This and that
As July comes to an end, here are some things I’ve been wanting to post but didn’t get around to.
July saw the release of two Hollywood movies we were eagerly awaiting this year. I thoroughly enjoyed Brave. From the trailers, I was a bit worried about it being a rehash of How to Train Your Dragon, but was pleasantly surprised at the refreshingly different plot. But the movie stands out for a reason that only the cricket fanatics among you will related to. Young MacGaffin kept reminding me of Shane Watson:
MacGaffin Watson
On the other hand, Dark Night Rises underwhelmed. It started off brilliantly, but then in trying to do too much at the same time, did everything poorly. One advantage of watching the movies in Amsterdam is that they carry mandatory Dutch subtitles. How is that an advantage? Well, when the movie becomes boring, you can divert your attention to sub-titles and start adding new words to your vocabulary.
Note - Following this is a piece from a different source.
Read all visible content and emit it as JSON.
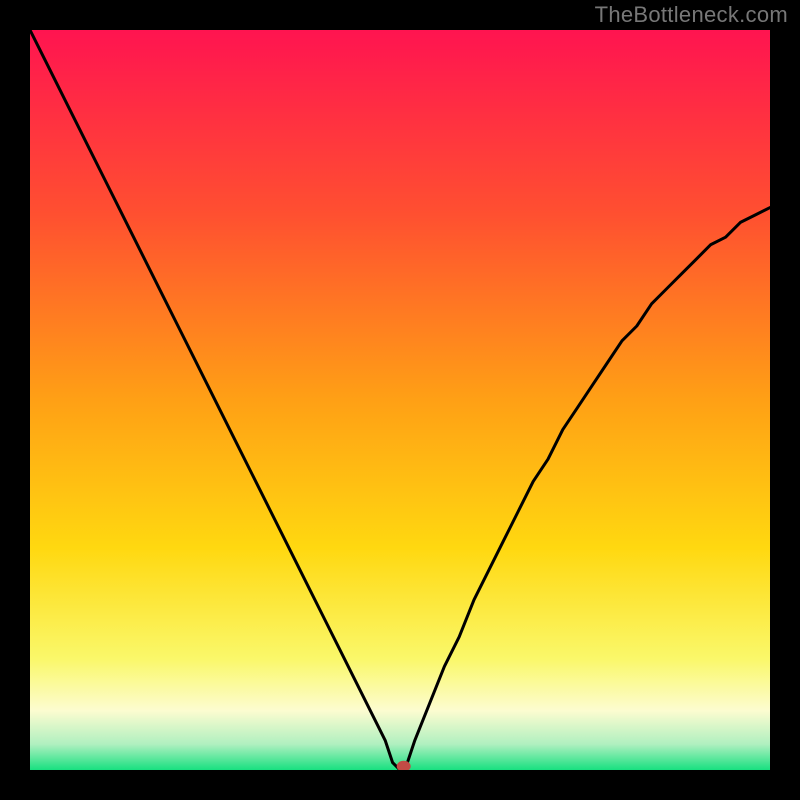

When it’s a movie involving Batman (and thus inevitably involving death and destruction at an industrial scale), the kind of Dutch words you pick include:
Pleegouders (foster parents), kracht (power), macht (might), oorlog (war).
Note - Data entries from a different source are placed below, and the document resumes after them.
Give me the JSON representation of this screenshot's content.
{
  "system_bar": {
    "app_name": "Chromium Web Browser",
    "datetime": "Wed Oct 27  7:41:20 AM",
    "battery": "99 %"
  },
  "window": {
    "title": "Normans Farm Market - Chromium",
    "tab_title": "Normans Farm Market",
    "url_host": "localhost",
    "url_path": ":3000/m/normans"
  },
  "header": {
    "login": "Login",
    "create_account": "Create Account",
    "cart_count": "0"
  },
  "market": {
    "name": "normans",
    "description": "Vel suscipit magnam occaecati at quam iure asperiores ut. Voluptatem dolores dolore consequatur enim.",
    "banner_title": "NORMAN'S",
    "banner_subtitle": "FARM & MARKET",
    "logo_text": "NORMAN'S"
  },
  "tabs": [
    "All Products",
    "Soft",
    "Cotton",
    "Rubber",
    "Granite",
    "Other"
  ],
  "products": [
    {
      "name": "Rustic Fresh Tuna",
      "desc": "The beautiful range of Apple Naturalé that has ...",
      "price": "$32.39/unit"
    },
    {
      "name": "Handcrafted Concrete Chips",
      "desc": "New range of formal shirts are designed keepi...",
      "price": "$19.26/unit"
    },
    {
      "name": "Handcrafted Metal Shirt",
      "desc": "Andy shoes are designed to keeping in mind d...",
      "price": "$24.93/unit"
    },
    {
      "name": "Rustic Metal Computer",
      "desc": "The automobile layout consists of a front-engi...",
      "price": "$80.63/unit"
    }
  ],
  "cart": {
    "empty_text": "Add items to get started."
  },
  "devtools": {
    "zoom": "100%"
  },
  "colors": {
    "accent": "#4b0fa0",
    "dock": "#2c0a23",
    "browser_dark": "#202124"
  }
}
It’s been close to 30 years since I first ran into English and I still discover new words every time I pick a book. At times the words are highly technical. Like oriel and corbel - latest additions to my vocabulary that are meant to describe peculiar kinds of windows and masonry, but remind me of Ariel and Caliban from Shakespeare’s The Tempest. But mostly the new words I acquire describe something commonplace. For example, occiput, the word for the back of one’s head. It’s these words that leave me a little ashamed at my ignorance. Each time I run into a new word, I now try to look up not just its meaning but also its Dutch translation. This doesn’t make the prospect of acquiring a reasonable Dutch vocabulary any less daunting - after all I’ve got 30 years of catching up to do!
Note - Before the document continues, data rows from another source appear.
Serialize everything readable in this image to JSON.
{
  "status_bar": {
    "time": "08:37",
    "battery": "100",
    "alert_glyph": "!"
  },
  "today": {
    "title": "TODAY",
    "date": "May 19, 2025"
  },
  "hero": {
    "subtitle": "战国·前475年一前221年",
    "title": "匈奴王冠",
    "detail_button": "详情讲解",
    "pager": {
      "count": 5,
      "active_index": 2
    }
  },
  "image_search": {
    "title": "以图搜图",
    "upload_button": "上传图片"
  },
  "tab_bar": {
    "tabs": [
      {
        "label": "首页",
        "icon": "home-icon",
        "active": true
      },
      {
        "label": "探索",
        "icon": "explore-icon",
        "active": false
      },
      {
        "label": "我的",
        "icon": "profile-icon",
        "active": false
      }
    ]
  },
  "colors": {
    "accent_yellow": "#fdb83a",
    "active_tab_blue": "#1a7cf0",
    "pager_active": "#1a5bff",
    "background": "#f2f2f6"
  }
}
For now I am happy inventing little coupletes in my limited vocabulary.
regen buiten? paraplu gebruiken.
[rain outside umbrella use]
The wife chimes in with:
regen regen ga naar Nijmegen
[rain rain go to Nijmegen]
Talking of books, I finally decided to tackle Günter Grass’ The Tin Drum. It’s been a morbidly fascinating and difficult read. It gets a bit disturbing in places, and sometimes you get an impression that the author is deliberately trying to shock. It’s the kind of book that you put down after an hour to catch your breath. Moth and Light Bulb, the 3rd Chapter in the book, is the one I won’t forget for a long time. I am also going to use it as an excuse to post a picture:
Light bulbs but no moths
I had written about Summer being unable to make up its mind last year. This year has been no different. The max temperatures have kept swinging between 18ºC and 28ºC. One day you are looking out at blue skies and opportunistic mosquitos waiting to get in…
Blue sky
Opportunistic mosquitoes
and on the next day you wake up wondering if it was a dream.
Grey sky
It was time for the Hungarian Grand Prix this Sunday. If I see cricketers in cartoon characters, the wife sees cartoon characters in Grand Prix circuits. The Hungaroring circuit reminded her of Johnny Bravo - I agree:
Bravo Hungaroring
July 2012 has also been the month of Olympics. Very little outside cricket, formula 1 and tennis interests me (though I did get drawn to football during the last few days of the Euro Cup) and still I’ve found myself watching a few Olympic events keenly. While flipping through channels after the Hungarian Grand Prix, I came across the Women’s Road Race cycling event and just couldn’t stop watching. Having cycled for more than year now, I could appreciate what the cyclists must be going through. It was pelting down for the large part of the event and Marianne Vos, Elizabeth Armistead and Olga Zablinskaya were clearly leading the rest of cyclists by a long stretch. It was fascinating to watch the three of them compete. All sorts of mind games were being played, all sorts of careful calculations were being employed - do you charge ahead and build a lead or do you conserve your energy for a final assault in the end? The three were neck to neck till the last 300m after which they pedalled like they had been jolted from a deep sleep. Marianne Vos won, and her celebration was raw and emotional. Even I felt a tear well up in the corner of my eye.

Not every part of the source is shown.